Aortoenteric fistula is one of the most challenging problems that confront the vascular surgeons. The mortality rate of untreated aortoenteric fistula with upper gastrointestinal hemorrhage is nearly 100%. With appropriate treatment, survival rates varying between 18% and 93% have been reported (7, 11). Postoperative complications occur in as many as 40% of cases (11). Overall, the postoperative mortality rate is greater than 30% (7). Although surgical repair of the aortic aneurysm and fistula is the standard treatment, there are many options for the operative treatment of the aortoenteric fistula itself. The operative treatment varied depending on the patient's hemodynamic stability, the extent of infection, and the patient's vascular anatomy. In cases of primary aortoenteric fistula from abdominal aortic aneurysm and no evidence of gross infection, anatomic in situ repair with a Dacron or PTFE graft, coupled with repair of the adjacent area of bowel and placement of omentum between the intestinal and aortic repairs, is preferred (11, 12). However, in cases of primary aortoenteric fistula associated with infected abdominal aortic aneurysm, controversy remains over the optimal method because of the continued publication of series with a high mortality, amputation, and aortic disruption rates. The surgeon must choose an operative plan that is appropriate to the urgency and seriousness of the patient's manifestations of fistula and infection. Diffuse aortic sepsis or retroperitoneal purulence requires an extra-anatomic bypass and aortic stump closure. This has a predictably high likelihood of complications and death. A positive preoperative blood culture is the best predictor of mortality with increased amputation rates due to infection of the extra-anatomic bypass (4). Therefore, in selected cases with sepsis, a prudent management protocol is required.
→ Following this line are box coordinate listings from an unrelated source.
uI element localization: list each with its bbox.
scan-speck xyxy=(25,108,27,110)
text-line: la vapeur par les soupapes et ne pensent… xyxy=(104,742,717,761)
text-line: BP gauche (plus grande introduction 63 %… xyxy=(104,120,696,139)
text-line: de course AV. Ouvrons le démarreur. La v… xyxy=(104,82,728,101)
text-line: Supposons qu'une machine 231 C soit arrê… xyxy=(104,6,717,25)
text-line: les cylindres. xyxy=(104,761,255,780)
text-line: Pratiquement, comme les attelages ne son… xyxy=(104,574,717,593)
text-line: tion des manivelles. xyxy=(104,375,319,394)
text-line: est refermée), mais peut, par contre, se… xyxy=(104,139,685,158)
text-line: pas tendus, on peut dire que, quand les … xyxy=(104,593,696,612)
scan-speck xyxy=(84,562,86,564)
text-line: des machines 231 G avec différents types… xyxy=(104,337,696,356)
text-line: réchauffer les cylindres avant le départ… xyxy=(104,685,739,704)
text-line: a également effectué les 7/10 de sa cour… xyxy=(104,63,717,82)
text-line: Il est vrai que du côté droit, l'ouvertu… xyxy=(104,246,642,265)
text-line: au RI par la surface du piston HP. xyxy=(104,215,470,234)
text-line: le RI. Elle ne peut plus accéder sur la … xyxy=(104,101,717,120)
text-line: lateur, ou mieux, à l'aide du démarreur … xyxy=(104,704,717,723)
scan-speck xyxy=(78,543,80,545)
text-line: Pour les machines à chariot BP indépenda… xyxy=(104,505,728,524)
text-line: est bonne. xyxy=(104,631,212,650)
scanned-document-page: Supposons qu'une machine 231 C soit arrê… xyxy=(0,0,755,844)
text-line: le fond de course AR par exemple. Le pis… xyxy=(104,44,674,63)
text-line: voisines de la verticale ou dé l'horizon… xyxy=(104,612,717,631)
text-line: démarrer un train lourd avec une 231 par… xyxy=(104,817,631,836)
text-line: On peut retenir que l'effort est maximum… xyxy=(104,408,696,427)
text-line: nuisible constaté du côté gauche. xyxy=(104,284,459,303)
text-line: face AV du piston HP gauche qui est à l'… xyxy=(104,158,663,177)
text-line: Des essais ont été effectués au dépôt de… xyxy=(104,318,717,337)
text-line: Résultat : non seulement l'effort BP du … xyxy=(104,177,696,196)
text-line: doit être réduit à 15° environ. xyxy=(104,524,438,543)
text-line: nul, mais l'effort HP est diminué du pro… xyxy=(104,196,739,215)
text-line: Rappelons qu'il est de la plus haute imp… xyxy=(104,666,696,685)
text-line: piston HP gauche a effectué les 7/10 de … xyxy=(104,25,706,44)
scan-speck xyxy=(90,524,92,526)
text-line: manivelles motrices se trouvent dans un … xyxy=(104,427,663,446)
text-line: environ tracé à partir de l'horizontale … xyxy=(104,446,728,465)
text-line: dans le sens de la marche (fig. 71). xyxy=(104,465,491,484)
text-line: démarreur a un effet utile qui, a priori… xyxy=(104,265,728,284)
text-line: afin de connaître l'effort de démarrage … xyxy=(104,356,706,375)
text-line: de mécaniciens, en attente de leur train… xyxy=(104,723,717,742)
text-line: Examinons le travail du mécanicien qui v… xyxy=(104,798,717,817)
In our case, the patient presented with chronic primary aortoduodenal fistula extensively involving the duodenum and Gram-negative sepsis. We planned a staged operation. Initially, an emergency laparotomy and control of the aorta allowed stabilization of the patient, identification of the fistula, and direct in situ placement of the prosthetic graft followed by an en bloc resection of the aneurysm and the surrounding structures. The patient recovered from sepsis and was stabilized. After serial blood cultures were sterile, a staged extra-anatomic bypass followed by transabdominal removal of the temporarily placed graft was done. Although the patient died of myocardial infarction and long-term follow-up was not possible, there was no evidence of infection or graft occlusion. In conclusion, the present management plan will allow the highest success rate possible and may be a prudent management protocol for these difficult cases.